A. Lesha and array splitting Codeforces Round #390 (Div. 2)

A. Lesha and array splitting

time limit per test

2 seconds

memory limit per test

256 megabytes

input

standard input

output

standard output

One spring day on his way to university Lesha found an array A. Lesha likes to split arrays into several parts. This time Lesha decided to split the array A into several, possibly one, new arrays so that the sum of elements in each of the new arrays is not zero. One more condition is that if we place the new arrays one after another they will form the old array A.

Lesha is tired now so he asked you to split the array. Help Lesha!

Input

The first line contains single integer n (1 ≤ n ≤ 100) — the number of elements in the array A.

The next line contains n integers a₁, a₂, ..., a_n ( - 10³ ≤ a_i ≤ 10³) — the elements of the array A.

Output

If it is not possible to split the array A and satisfy all the constraints, print single line containing "NO" (without quotes).

Otherwise in the first line print "YES" (without quotes). In the next line print single integer k — the number of new arrays. In each of the next k lines print two integers l_i and r_i which denote the subarray A[l_i... r_i] of the initial array A being the i-th new array. Integers l_i, r_i should satisfy the following conditions:

• l₁ = 1
• r_k = n
• r_i + 1 = l_i + 1 for each 1 ≤ i < k.

If there are multiple answers, print any of them.

Examples

Input

3
1 2 -3

Output

YES
2
1 2
3 3

Input

8
9 -12 3 4 -4 -10 7 3

Output

YES
2
1 2
3 8

Input

1
0

Output

NO

Input

4
1 2 3 -5

Output

YES
4
1 1
2 2
3 3

4 4

題意：就是讓這個數列分爲幾個小部分，每一部分相加都不爲0，將每一部分的下標的最左和最右分別輸出。
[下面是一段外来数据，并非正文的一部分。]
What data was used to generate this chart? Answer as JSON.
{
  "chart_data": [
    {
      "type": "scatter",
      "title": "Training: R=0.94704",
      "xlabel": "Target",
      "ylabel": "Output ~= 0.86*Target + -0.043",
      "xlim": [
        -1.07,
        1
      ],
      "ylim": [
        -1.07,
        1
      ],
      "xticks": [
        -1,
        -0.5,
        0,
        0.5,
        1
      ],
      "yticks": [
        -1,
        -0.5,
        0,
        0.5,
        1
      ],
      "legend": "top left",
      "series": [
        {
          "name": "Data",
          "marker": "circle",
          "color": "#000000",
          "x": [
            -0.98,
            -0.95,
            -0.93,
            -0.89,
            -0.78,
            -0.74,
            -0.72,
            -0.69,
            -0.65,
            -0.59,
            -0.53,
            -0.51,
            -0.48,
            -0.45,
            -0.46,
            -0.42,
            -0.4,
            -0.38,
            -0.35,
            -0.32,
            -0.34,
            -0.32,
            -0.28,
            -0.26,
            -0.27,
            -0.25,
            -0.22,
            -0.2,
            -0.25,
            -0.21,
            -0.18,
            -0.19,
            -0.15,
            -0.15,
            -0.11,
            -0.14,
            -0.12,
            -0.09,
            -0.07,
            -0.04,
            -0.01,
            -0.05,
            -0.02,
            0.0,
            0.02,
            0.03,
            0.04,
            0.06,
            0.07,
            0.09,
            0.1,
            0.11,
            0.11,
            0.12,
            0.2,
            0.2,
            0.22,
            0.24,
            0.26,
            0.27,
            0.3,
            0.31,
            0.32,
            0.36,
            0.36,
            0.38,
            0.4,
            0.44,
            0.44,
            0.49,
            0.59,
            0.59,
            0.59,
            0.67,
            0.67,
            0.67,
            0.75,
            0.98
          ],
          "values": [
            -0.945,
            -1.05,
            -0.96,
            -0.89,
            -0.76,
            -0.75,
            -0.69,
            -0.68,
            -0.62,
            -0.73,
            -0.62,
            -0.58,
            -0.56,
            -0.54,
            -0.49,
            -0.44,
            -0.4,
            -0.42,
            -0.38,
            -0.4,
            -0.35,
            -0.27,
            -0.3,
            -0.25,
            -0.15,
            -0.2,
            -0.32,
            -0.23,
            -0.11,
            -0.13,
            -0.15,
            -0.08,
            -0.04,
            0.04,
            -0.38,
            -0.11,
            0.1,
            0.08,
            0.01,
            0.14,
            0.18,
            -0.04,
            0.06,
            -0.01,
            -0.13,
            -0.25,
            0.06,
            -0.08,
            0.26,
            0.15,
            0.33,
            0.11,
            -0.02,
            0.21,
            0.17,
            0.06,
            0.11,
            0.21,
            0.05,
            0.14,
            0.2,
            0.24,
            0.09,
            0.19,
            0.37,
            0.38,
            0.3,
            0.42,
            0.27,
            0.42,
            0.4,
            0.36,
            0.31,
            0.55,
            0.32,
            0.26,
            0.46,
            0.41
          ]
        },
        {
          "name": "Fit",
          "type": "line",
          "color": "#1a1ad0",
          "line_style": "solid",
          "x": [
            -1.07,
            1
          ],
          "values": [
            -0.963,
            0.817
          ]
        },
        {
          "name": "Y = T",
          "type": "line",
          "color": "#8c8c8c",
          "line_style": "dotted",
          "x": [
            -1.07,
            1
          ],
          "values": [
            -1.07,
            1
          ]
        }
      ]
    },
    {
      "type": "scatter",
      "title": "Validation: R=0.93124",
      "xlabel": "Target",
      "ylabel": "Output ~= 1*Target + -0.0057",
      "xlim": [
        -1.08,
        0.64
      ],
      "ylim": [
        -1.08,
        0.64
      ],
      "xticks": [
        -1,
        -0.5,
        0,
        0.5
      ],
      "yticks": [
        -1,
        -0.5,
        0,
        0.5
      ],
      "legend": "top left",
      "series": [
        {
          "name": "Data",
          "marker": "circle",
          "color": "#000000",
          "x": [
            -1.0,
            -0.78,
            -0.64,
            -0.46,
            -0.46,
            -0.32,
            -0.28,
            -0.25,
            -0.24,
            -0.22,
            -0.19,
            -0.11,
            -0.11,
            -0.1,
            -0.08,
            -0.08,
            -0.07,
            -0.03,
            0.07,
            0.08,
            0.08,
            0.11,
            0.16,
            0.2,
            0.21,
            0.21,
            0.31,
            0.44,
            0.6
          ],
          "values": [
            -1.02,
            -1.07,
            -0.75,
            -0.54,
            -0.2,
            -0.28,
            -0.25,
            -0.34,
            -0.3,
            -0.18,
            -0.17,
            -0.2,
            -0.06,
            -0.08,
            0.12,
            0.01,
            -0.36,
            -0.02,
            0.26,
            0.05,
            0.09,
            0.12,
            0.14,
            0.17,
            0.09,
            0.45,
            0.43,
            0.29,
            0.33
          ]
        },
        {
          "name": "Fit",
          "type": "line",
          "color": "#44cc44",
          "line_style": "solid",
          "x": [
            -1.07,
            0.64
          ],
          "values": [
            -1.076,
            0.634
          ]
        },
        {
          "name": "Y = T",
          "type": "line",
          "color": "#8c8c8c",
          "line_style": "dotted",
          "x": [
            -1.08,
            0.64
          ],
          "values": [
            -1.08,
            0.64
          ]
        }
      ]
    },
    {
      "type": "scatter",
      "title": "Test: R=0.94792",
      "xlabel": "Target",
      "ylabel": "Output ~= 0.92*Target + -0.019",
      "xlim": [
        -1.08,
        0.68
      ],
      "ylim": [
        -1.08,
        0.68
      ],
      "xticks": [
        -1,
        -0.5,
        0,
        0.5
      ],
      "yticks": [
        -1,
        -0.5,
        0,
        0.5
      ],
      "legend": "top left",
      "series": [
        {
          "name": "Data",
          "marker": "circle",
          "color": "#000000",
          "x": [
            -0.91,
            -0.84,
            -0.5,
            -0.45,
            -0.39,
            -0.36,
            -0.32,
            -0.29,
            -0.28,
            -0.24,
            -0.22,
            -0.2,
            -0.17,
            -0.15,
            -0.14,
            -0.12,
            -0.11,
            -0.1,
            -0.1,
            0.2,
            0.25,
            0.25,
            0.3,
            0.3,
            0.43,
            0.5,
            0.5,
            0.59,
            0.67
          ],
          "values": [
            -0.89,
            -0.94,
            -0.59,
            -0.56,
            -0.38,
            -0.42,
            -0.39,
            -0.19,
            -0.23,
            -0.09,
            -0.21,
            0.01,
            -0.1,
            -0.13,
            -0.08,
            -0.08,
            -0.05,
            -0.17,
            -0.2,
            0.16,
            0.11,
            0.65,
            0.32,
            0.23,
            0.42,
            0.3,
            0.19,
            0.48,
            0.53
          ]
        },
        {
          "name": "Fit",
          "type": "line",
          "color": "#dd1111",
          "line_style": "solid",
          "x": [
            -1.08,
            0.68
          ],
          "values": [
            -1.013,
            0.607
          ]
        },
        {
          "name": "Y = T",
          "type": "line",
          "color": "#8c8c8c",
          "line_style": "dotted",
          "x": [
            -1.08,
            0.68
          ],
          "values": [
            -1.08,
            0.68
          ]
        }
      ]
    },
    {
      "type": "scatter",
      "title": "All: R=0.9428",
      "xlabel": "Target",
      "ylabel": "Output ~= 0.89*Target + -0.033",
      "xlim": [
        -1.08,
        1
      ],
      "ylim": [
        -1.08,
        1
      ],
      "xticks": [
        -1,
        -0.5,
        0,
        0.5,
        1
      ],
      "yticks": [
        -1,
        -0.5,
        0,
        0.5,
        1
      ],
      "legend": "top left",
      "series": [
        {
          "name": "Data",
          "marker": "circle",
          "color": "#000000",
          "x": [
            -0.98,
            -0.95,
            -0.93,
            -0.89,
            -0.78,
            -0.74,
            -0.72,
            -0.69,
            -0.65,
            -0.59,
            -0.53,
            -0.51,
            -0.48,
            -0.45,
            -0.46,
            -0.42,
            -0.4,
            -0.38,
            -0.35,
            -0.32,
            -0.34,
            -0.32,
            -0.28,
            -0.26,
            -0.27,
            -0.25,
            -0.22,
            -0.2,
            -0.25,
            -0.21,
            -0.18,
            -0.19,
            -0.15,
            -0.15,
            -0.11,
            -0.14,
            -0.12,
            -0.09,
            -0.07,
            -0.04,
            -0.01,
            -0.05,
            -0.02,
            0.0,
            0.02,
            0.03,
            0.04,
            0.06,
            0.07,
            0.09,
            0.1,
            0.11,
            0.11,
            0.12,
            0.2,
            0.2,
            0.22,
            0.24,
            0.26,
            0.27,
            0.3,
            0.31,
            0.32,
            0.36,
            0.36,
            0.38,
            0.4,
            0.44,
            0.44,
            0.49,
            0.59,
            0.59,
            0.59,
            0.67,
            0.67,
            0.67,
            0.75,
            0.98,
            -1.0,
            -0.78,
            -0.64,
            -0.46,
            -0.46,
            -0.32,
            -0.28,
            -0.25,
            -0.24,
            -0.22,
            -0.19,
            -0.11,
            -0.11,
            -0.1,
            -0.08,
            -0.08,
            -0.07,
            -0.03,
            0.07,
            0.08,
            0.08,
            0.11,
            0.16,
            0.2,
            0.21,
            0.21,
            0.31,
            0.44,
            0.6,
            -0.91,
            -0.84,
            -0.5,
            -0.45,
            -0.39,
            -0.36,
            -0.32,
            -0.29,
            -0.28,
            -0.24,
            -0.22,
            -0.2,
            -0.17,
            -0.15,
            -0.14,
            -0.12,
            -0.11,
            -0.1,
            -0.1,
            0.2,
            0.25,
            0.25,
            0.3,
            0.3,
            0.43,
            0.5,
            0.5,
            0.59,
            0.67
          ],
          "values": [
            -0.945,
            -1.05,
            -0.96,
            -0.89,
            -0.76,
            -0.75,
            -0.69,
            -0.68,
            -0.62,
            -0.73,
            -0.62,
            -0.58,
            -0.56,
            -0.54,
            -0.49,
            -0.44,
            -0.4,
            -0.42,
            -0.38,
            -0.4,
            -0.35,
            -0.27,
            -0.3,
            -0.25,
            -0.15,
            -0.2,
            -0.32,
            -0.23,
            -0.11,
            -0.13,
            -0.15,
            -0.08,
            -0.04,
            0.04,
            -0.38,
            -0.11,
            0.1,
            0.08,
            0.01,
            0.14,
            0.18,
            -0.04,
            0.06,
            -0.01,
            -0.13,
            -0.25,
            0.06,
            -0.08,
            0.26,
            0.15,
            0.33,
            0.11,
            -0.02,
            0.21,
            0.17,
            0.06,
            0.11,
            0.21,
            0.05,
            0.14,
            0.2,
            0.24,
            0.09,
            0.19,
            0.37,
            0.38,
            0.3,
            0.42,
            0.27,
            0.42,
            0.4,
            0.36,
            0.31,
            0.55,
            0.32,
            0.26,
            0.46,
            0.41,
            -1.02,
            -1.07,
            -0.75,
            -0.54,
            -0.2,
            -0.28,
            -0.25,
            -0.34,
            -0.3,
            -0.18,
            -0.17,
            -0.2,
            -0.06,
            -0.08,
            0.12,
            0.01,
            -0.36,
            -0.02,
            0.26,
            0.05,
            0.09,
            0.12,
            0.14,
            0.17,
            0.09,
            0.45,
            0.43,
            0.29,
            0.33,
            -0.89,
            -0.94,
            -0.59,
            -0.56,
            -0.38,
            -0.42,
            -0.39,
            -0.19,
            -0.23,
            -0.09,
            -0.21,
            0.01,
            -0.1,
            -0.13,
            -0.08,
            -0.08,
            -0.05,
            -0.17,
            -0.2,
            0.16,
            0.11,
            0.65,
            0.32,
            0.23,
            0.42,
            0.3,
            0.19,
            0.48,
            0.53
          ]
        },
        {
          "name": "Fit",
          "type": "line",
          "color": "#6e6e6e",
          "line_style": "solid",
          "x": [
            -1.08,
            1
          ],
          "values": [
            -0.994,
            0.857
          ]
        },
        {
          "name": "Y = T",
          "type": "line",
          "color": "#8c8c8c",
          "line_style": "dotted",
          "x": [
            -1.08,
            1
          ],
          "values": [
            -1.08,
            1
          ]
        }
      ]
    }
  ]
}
思路：坑死，我第一開始想着如果不是0的話就讓他自己一部分，爲0的話while循環找到一個不是0的和他一部分，但是還需考慮最後幾個都是0，找不到不是0的數，所以就要考慮多種情況，比較複雜，實現也比較難。

其實我們只需要考慮這個數列相加等於0不？如果不等於0則讓其整個一部分爲一部分，如果等於0的話則讓分爲兩部分，第一個不是0的數之前微一部分，之後又微一部分，全爲0的話輸出NO。

代碼：

#include<cstdio>
#include<cstring>
#include<iostream>
#include<algorithm>
#define fo(i,a,b) for(int i=a;i<=b;i++)
#define fd(i,a,b) for(int i=a;i>=b;i--)
#define inf 0x3f3f3f3f
#define ll long long
#define mem(a,b) memset(a,b,sizeof(a))
using namespace std;
int a[1001],b[1001];
int main()
{
    int n;
    while(~scanf("%d",&n))
    {
        mem(a,0);
        int flag=0,sum=0;
        for(int i=1; i<=n; i++)
        {
            scanf("%d",&a[i]);
            sum+=a[i];
            if(a[i]!=0&&flag==0)
            {
                flag=i;
            }
        }
        if(flag==0)
            printf("NO\n");
        else
        {
            if(sum!=0)
            {
                printf("YES\n1\n1 %d\n",n);
            }
            else
                printf("YES\n2\n1 %d\n%d %d\n",flag,flag+1,n);
        }

    }
}